On September 2, 2014, XPO Logistics acquired New Breed, a preeminent U.S. provider of non-asset based, highly engineered contract logistics solutions for blue chip customers. The acquisition expanded XPO’s operations to 203 locations and approximately 10,400 employees.. XPO financed the $615 million cash purchase price with the proceeds from its August 2014 private placement of $500 million of senior notes and available cash on hand. New Breed specializes in technology-enabled services for omni-channel distribution, reverse logistics, transportation management, freight bill audit and payment, lean manufacturing support, aftermarket support and supply chain optimization. Its services are concentrated in industries with high-growth outsourcing opportunities, including telecom/technology, retail/e-commerce, aerospace and defense, medical equipment and select areas of manufacturing.[52][53]

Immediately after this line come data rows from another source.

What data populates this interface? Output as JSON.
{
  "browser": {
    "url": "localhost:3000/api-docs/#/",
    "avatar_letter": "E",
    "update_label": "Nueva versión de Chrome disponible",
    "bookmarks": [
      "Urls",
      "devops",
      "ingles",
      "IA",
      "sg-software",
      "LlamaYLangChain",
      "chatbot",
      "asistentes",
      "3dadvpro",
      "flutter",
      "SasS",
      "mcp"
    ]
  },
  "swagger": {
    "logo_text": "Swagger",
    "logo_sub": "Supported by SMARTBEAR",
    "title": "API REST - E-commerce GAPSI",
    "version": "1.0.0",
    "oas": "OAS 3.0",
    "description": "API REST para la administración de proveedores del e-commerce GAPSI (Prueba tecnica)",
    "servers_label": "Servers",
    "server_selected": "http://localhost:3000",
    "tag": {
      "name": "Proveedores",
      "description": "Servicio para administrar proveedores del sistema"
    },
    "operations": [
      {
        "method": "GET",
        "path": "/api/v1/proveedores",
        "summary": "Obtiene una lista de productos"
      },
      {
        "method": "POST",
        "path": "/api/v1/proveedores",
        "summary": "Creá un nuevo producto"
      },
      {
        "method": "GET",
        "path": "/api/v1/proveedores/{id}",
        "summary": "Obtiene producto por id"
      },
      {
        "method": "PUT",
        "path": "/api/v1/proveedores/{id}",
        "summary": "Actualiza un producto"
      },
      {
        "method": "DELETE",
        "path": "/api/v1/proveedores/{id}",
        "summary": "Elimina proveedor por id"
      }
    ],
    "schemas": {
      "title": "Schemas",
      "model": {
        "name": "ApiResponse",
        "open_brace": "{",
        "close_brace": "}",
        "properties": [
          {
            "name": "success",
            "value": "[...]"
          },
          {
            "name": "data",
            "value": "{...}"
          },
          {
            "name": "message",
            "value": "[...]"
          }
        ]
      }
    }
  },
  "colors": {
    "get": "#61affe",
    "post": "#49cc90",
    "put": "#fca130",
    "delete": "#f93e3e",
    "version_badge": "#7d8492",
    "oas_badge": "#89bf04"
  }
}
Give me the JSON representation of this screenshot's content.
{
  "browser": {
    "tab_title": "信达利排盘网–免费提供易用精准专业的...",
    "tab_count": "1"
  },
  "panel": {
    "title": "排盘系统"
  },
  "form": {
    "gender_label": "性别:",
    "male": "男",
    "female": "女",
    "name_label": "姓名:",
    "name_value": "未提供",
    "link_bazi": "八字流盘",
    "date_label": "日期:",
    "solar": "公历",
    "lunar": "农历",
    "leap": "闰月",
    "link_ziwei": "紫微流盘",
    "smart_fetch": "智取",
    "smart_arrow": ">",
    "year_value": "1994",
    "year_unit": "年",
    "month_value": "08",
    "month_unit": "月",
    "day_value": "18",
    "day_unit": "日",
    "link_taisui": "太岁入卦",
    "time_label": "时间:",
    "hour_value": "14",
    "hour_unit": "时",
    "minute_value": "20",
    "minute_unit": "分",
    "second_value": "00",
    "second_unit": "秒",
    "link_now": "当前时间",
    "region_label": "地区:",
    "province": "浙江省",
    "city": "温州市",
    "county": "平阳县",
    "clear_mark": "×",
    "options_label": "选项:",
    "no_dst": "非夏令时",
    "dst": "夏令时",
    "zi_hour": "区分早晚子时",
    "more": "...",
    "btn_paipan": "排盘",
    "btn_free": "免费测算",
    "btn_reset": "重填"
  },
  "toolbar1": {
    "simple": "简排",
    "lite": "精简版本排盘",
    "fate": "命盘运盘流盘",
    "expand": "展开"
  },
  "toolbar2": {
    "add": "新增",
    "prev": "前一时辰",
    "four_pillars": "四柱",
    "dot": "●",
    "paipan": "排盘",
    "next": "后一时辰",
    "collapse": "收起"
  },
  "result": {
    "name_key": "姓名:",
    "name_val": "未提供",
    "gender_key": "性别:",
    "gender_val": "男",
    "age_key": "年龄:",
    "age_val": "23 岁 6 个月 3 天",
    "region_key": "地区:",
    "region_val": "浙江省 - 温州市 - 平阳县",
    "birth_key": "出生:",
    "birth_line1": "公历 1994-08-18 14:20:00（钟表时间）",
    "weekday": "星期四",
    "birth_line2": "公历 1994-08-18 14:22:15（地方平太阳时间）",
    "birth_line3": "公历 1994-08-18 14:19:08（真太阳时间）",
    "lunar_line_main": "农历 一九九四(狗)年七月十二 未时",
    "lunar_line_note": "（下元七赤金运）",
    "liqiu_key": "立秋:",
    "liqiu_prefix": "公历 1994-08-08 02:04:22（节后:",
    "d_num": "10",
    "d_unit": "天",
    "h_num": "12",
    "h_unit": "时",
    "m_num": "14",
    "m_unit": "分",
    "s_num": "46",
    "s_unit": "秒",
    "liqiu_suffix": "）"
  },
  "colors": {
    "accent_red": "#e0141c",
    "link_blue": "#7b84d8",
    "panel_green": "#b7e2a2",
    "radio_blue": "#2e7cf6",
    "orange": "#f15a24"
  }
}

On September 11, 2014, XPO announced that it had entered into a definitive agreement with PSP Investments, GIC, which is Singapore’s sovereign wealth fund, and Ontario Teachers’ Pension Plan to invest $700 million in XPO to accelerate the company’s growth strategy.[54]
On April 28, 2015, XPO announced a $3.56 billion (3.24 billion euros) deal to acquire major French logistics group Norbert Dentressangle.[55][56]